Wayne J. Fontana and Shannon Michele Frese of Roedel, Parsons, Koch, Blache, Balhoff & McCollister served as the defense attorneys in the Burgess case.

Fontana said Friday that the court’s ruling for that case was “a monumental and long-awaited victory for employers,” because it will help curb the “abuses” of pharmacies that were overcharging payers, and it makes it clear that the $750 cap “applies across the board to whoever is dispensing the pharmaceuticals.”

Troy Prevot, executive director of the LCTA Workers’ Comp, said he thought the pharmacy control became an issue in Louisiana only because of the practice of pharmacy repackaging and physician dispensing. He said it wasn’t just “outrageous pricing” that upset carriers — it was also the inability to track a worker’s drug use when the worker had “multiple avenues” for getting medication.

By being able to control where workers get medications, Prevot said, carriers will have the ability “to monitor prescription use” and make sure workers “are getting what they need, and not getting too much of something they don’t need.”

Workers will still be able to fill prescriptions at about 95% of all retail pharmacies in the state, Prevot said, but payers will be able to ensure “we get fair pricing,” too.

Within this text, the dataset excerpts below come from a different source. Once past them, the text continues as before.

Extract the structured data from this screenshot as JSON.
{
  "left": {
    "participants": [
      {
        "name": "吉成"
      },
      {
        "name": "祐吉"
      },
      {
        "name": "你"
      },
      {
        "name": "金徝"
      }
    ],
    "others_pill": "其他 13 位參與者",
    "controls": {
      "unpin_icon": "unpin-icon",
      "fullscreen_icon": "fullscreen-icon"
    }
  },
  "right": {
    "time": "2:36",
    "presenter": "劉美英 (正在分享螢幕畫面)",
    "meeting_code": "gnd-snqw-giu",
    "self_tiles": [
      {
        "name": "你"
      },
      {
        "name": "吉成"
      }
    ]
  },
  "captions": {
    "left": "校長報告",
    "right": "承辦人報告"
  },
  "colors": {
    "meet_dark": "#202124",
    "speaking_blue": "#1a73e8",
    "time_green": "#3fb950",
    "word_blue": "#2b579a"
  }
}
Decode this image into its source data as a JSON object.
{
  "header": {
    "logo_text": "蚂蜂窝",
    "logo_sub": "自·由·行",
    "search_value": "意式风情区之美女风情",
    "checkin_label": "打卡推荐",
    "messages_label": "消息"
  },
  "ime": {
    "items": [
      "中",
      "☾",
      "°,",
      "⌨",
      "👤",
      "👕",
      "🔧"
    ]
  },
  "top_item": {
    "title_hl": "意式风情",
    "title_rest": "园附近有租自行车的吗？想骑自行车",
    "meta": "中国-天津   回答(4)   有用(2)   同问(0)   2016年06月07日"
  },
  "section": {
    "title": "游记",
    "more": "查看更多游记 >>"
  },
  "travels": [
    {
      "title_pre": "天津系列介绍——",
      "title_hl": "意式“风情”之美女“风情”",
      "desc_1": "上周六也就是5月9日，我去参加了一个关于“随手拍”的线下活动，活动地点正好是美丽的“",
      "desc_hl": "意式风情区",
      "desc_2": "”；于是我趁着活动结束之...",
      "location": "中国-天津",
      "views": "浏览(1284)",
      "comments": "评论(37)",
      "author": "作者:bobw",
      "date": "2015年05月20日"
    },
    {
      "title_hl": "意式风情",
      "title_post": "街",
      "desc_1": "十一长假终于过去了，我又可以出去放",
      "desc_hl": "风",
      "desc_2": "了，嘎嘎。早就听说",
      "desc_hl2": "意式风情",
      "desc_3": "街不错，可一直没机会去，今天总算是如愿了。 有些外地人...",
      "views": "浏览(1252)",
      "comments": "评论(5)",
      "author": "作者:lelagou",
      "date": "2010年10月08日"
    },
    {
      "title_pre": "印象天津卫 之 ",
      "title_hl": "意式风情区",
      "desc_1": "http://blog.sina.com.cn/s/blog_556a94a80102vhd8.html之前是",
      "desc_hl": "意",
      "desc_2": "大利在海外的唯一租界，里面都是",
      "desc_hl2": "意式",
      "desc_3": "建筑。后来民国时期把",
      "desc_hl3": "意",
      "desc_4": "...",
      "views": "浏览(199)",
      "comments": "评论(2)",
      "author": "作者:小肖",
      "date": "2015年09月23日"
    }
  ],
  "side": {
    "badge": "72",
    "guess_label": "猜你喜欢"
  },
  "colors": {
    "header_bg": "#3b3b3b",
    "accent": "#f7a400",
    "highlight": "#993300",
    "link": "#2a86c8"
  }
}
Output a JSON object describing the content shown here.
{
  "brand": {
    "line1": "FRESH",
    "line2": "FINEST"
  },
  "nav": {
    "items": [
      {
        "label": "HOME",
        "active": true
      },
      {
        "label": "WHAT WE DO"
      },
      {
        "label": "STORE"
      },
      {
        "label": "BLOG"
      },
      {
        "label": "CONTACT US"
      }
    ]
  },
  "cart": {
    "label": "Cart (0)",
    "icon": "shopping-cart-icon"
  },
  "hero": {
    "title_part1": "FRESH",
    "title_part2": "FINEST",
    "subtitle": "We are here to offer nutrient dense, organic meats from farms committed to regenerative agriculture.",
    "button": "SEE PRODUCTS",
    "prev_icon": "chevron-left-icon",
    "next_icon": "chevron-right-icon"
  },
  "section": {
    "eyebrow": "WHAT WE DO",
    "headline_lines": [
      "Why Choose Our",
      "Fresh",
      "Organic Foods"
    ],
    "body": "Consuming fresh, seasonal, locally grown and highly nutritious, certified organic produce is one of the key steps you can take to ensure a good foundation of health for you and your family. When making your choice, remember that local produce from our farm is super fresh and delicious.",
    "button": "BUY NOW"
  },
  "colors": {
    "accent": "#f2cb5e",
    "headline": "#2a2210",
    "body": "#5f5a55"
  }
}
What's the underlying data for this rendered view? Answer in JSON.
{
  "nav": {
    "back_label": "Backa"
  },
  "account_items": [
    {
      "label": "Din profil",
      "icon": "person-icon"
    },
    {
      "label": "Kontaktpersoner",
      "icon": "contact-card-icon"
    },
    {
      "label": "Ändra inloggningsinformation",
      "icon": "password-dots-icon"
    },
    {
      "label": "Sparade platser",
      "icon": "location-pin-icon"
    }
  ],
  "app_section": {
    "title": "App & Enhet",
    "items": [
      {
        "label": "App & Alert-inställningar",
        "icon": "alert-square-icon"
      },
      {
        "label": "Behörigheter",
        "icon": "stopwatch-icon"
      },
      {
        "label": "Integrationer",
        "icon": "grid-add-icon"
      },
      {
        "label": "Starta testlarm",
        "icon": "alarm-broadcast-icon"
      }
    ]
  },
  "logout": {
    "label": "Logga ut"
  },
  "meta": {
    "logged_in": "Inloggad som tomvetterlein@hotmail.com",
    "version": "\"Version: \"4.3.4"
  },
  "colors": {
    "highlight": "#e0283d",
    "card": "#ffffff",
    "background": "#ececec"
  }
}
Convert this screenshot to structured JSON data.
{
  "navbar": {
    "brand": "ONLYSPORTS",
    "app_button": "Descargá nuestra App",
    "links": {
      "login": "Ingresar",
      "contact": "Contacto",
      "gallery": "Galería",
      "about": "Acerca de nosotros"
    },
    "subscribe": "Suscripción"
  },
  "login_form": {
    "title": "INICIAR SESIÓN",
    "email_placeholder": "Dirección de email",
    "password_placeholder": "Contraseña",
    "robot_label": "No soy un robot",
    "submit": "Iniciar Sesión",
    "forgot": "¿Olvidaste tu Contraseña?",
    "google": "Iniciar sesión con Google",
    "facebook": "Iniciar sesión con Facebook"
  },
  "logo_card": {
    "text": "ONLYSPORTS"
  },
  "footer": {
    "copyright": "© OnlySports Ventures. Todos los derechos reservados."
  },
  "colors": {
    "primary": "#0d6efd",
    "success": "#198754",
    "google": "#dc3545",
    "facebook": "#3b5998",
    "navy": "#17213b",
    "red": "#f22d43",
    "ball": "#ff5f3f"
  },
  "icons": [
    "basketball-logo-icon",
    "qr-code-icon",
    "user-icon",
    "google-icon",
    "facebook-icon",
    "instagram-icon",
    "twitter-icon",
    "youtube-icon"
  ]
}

Defense attorney Jeffrey Napolitano of Juge, Napolitano, Guilbeau, Ruli & Frieman said he expected that the Burgess decision “is going to stop the proliferation of physician dispensing and repackaged medication” for Louisiana.

Napolitano, the defense attorney in the Lafayette cases, said he had been hoping the court would say employers could deny payments to unauthorized pharmacy providers completely, but he was happy the court said the $750 cap and the reasonableness requirement could be imposed.

He said these limitations will give payers “great bargaining power” over the cost of the expensive compound medications that have been increasingly prescribed to workers, and perhaps for other medical services, too.

Pharmacy costs have become an increasingly important part of comp claims in recent years. According to the latest data reported by the National Council on Compensation Insurance, prescription payments total more than $1 billion annually, representing an estimated 17% of the medical costs for workers’ compensation claims.